Was Spragins playing a hunch? Was it a hunch? Glumly the squads and platoons stood in the rain. Rain pattered on their helmets and squashed underfoot. The butts of their rifles were held up to prevent the barrels from filling with water. They stood in dejected silence, too tired to grumble.
“All set? Get moving.”
Spragins led the way through the night. He picked a course by compass. The formations followed in single file, close so as not to lose contact with the men in front. The still column crossed a thousand yards of rough terrain and not a shot was fired. Toward midnight they reached the final crest of the hill. They stumbled upon a Japanese observation post. A network of fortifications surrounded the O.P. The stillness was ghostly. There was the breathing of many tired men and the monotonous melody of rain falling on leaves and corpses. The enemy strongpoints were unmanned. The emplacements were stocked with enemy equipment; there were kettles which contained leftovers of rice; but not a Jap was in sight. The Japanese, knowing that it was a rule of the Americans to halt all movement at dark, had gone off to spend the night in the shelter of native barrios. They had departed with the obvious intention of re-manning their bastions before dawn. The battalion’s night march caught them sleeping— away from their defenses.
“Dig in,” said Spragins.
Not many dug. The men flopped into the Jap trenches and lay still.

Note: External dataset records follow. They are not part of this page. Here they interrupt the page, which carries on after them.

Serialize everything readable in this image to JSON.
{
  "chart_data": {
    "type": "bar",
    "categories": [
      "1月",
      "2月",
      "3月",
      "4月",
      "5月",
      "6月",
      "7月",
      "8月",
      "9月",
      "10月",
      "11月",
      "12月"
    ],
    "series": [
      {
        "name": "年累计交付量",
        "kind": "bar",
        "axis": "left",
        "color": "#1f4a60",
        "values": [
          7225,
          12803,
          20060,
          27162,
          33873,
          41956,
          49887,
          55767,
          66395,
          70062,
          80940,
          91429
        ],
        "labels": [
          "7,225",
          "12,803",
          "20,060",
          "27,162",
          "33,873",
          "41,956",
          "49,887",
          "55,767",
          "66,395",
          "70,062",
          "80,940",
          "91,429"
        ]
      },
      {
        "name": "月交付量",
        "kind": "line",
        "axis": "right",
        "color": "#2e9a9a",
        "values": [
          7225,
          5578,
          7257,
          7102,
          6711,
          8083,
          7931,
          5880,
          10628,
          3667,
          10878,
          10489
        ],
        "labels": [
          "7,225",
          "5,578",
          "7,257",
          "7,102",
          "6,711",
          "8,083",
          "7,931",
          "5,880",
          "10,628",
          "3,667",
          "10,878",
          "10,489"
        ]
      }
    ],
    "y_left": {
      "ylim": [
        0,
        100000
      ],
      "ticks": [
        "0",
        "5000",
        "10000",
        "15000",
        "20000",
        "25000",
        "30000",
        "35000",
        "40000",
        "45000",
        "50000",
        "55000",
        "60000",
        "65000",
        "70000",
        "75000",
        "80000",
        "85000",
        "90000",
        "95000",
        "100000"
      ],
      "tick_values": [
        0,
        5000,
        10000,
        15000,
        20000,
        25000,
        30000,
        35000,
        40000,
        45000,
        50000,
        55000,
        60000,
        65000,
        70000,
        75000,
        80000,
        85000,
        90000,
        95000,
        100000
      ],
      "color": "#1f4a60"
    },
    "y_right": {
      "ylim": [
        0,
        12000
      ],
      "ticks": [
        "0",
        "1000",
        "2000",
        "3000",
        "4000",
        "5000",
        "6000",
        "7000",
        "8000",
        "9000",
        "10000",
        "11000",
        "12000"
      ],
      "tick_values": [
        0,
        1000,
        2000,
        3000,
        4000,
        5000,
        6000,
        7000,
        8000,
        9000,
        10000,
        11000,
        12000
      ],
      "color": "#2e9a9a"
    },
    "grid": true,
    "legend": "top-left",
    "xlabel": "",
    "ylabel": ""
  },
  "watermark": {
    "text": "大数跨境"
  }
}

The rain stopped toward morning. Emerging from their beds of mud the men saw below them a broad and unobstructed valley, many towns, and a highway leading northwest: Leyte Valley and the Santa Fe Trail.
To their rear, between the captured massif and Red Beach, 1,928 killed Japs lay buried, and many more sprawled dead under the lid of jungle and swamp. The Division counted six hundred and thirty-eight wounded, missing, or dead among its own.
 Soldiers dubbed the main highway leading through Leyte Valley the “Santa Fe Trail” because of the town of Santa Fe which is located along this road.
 The assault on the hill mass known as “Hill 331” was consummated by the First and Second Battalions of the 34th Infantry Regiment.
 Second Battalion, 34th Infantry Regiment.
 Lieutenant Clarence E. Weigel of Hays, Kansas, and Staff Sergeant Matthew J. Ott of Camden, New Jersey.